Personal information
- Born: May 2, 1994 (age 32) Pasadena, California, U.S.
- Listed height: 5 ft 10 in (1.78 m)
- Listed weight: 189 lb (86 kg)

Career information
- High school: Bishop Alemany (Mission Hills, California)
- College: USC
- NFL draft: 2018: undrafted

Career history
- Los Angeles Rams (2018)*; Houston Texans (2018–2020); St. Louis Battlehawks (2023–2024);
- * Offseason or practice squad member only

Career NFL statistics
- Receptions: 7
- Receiving yards: 97
- Stats at Pro Football Reference

= Steven Mitchell (American football) =

American football player (born 1994)

Steven Mitchell Jr. (born May 2, 1994) is an American former professional football player who was a wide receiver for the Houston Texans of the National Football League (NFL) from 2018 to 2020. He played college football for the USC Trojans and signed with the Los Angeles Rams as an undrafted free agent in 2018.

==Early life==
Mitchell grew up in Pasadena, California, and attended Bishop Alemany High School.

==College career==
Mitchell attended the University of Southern California, where he played college football for the Trojans. His career at USC was marred by two knee injuries, but he was named Honorable Mention All-Pac-12 as a junior.

== Professional career ==

Pre-draft measurables
| Height | Weight | Arm length | Hand span | 40-yard dash | 20-yard shuttle | Three-cone drill | Vertical jump | Broad jump | Bench press |
| 5 ft 10+1⁄4 in (1.78 m) | 189 lb (86 kg) | 30+3⁄8 in (0.77 m) | 9+3⁄8 in (0.24 m) | 4.56 s | 4.4 s | 6.75 s | 32.5 in (0.83 m) | 10 ft 1 in (3.07 m) | 13 reps |
All values from NFL Combine

===Los Angeles Rams===
After going undrafted in the 2018 NFL draft, Mitchell signed with the Los Angeles Rams. Mitchell signed with the Los Angeles Rams as an undrafted free agent on May 2, 2018. He was waived on September 1, 2018 and was signed to the practice squad the next day. He was released on October 23, 2018.

===Houston Texans===
On October 29, 2018, Mitchell was signed to the Houston Texans' practice squad. He was promoted to the active roster on December 24, 2018. The Texans waived him on August 31, 2019, during final roster cuts. On September 1, 2019, Mitchell was signed to the Texans' practice squad. He was promoted to the active roster on October 23, 2019. He was waived on November 21, but re-signed two days later.

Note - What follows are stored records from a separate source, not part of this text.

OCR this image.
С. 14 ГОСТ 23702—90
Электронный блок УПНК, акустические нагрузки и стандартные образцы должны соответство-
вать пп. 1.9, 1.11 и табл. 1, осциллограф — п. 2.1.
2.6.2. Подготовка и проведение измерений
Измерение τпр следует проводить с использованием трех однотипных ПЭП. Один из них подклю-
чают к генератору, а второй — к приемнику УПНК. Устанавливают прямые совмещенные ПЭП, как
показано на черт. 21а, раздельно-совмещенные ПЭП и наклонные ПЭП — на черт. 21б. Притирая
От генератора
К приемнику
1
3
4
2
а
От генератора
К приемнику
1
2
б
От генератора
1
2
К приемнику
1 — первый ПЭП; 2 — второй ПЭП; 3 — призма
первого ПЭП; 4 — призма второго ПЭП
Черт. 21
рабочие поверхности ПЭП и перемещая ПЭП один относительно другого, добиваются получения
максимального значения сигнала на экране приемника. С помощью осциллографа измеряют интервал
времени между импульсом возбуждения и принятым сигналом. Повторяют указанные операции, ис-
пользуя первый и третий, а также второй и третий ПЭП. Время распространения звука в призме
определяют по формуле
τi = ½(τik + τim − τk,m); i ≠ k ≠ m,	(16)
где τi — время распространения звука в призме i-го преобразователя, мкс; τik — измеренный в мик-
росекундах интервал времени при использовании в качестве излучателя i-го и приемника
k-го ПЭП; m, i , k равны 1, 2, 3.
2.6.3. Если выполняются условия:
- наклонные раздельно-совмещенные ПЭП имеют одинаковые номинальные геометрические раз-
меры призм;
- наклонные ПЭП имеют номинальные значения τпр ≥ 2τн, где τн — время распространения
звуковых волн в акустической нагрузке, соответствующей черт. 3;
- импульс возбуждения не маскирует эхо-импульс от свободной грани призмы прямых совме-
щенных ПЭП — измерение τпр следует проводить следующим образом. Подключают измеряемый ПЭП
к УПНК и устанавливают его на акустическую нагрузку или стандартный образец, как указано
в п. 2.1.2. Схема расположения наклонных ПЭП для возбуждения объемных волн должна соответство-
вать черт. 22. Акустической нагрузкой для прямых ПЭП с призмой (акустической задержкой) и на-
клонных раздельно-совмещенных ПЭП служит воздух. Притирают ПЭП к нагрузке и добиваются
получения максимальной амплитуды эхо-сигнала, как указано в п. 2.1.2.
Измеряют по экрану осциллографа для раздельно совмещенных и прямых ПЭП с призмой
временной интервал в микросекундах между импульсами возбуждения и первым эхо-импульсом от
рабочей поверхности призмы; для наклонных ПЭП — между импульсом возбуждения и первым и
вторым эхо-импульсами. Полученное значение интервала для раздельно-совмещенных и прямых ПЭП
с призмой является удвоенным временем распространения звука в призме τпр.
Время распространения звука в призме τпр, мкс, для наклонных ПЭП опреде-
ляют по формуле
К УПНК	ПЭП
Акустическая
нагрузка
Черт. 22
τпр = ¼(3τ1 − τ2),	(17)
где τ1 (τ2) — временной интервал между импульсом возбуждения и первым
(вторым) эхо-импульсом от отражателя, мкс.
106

On September 5, 2020, Mitchell was waived by the Texans and signed to the practice squad the next day. He was elevated to the active roster on November 25, December 5, December 12, December 19, and December 26 for the team's weeks 12, 13, 14, 15, and 16 games against the Detroit Lions, Indianapolis Colts, Chicago Bears, Colts, and Cincinnati Bengals, and reverted to the practice squad after each game. On January 2, 2021, he was signed to the active roster. He was waived after the season on April 12, 2021.

===St. Louis Battlehawks===
Mitchell was selected by the St. Louis Battlehawks in the 2023 XFL draft in November 2022. He re-signed with the team on January 23, 2024. He was waived on March 22, 2024. He was re-signed on April 23, 2024.